The character, created by Bob Harras and Paul Neary, first appeared in Nick Fury vs. S.H.I.E.L.D. #3 (August 1988).

==Fictional character biography==
Alexander Pierce was born on Long Island, New York, and majored at S.H.I.E.L.D. Academy in civilian surveillance, and serves in the Philadelphia Accounting Department before becoming a sleeper agent working in decoding dispatches from Hydra. After escaping death in an ambush at Hydra's Hong Kong base, Pierce accompanies Nick Fury to the Himalayas, along with their prisoner Madame Hydra. The group is seized by robotic duplicates called "Deltites" and brought to S.H.I.E.L.D.'s orbiting satellite. Aided by Madame Hydra, Pierce and a group of S.H.I.E.L.D. agents escape and take part in a battle that leads to the Deltites' destruction.

Following the disbanding of S.H.I.E.L.D., Pierce serves as caretaker of the S.H.I.E.L.D. skyscraper that once served as its headquarters. He is then contacted for help by Nick Fury and aids him in vanquishing the Death's Head Squad. He has since joined the new version of S.H.I.E.L.D. organized by Fury.
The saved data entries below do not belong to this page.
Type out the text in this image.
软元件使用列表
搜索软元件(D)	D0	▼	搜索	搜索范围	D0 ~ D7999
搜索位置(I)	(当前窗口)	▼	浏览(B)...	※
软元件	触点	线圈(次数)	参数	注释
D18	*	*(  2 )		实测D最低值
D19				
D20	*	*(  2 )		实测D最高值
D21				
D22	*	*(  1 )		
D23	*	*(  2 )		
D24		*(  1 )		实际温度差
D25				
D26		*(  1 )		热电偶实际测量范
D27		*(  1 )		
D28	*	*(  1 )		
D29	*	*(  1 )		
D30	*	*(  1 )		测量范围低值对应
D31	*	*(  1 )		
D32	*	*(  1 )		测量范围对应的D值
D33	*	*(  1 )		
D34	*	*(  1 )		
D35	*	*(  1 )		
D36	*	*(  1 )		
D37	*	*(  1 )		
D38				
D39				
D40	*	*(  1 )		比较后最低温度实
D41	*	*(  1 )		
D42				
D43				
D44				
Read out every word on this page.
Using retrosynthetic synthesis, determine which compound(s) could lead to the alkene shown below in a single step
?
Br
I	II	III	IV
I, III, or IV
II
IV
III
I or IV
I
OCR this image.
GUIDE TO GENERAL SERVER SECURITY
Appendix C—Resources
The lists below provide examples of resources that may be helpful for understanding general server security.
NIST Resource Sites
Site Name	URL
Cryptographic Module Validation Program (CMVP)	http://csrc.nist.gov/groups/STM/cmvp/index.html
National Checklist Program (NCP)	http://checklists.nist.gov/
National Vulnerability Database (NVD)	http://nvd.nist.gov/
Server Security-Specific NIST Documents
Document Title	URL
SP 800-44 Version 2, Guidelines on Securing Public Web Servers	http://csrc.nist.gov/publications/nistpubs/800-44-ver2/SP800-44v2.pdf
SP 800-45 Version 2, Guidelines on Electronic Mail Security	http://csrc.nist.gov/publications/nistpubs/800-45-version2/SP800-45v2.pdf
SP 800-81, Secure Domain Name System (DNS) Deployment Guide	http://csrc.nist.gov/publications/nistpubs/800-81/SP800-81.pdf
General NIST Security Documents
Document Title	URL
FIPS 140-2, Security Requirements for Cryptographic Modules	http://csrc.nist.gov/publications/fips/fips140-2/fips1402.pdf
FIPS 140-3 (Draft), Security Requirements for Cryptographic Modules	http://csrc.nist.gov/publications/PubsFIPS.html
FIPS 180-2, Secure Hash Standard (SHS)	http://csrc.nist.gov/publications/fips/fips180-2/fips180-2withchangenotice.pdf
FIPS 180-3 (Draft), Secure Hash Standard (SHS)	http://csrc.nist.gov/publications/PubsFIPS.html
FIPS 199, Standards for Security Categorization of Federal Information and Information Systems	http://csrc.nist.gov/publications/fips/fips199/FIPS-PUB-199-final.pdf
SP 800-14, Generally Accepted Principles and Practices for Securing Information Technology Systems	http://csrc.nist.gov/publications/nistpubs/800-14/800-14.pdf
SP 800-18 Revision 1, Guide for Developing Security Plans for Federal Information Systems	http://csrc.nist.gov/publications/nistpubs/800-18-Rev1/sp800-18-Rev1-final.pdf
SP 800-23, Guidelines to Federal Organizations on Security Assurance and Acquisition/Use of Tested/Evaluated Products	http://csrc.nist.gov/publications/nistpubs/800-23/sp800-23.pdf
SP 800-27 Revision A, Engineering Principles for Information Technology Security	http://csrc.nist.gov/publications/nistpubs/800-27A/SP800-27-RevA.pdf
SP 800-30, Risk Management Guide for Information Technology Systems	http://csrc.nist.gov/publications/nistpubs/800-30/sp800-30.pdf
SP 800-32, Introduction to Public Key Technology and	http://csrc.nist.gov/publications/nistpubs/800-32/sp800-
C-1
Pierce later appears as the Secret Warriors' leader following the events of "Secret War". Pierce is given command of Team Black, consisting of dangerous and unruly young superhumans. The team is ordered to gather intelligence on Hydra. Pierce brings his team in for a joint attack with the Howling Commandos on Hell's Heaven, a stronghold in China. The mission is successful, but after the team leaves, they are attacked by Hydra. Pierce and his team survive and are folded into a S.H.I.E.L.D. team run by Daisy Johnson.

==Other versions==
An alternate universe version of Alexander Pierce makes a minor appearance in Mutant X.

==In other media==
===Television===
Alexander Pierce appears in Nick Fury: Agent of S.H.I.E.L.D., portrayed by Neil Roberts. This version is a British recruit who is assigned to work with Nick Fury following their exile from S.H.I.E.L.D.

===Film===
Robert Redford portrays Alexander Pierce in films set in the Marvel Cinematic Universe. This version is the secretary of the World Security Council, Nick Fury's close friend, director of a Hydra cell within S.H.I.E.L.D., and the Winter Soldier's handler.
- Pierce is introduced in Captain America: The Winter Soldier (2014). He masterminds Project Insight ostensibly to recognize and apprehend criminals and terrorists using Helicarriers, but in actuality plans to kill citizens whom Arnim Zola recognizes as a threat to Hydra to force the world into submission. When Pierce learns of Fury's investigation into Project Insight's confidential files, he dispatches the Winter Soldier to eliminate Fury and Steve Rogers. However, he is foiled by Rogers, Natasha Romanoff, Sam Wilson, Fury, and S.H.I.E.L.D. loyalists before Fury kills him.
- An alternate timeline version of Pierce makes a cameo appearance in Avengers: Endgame (2019).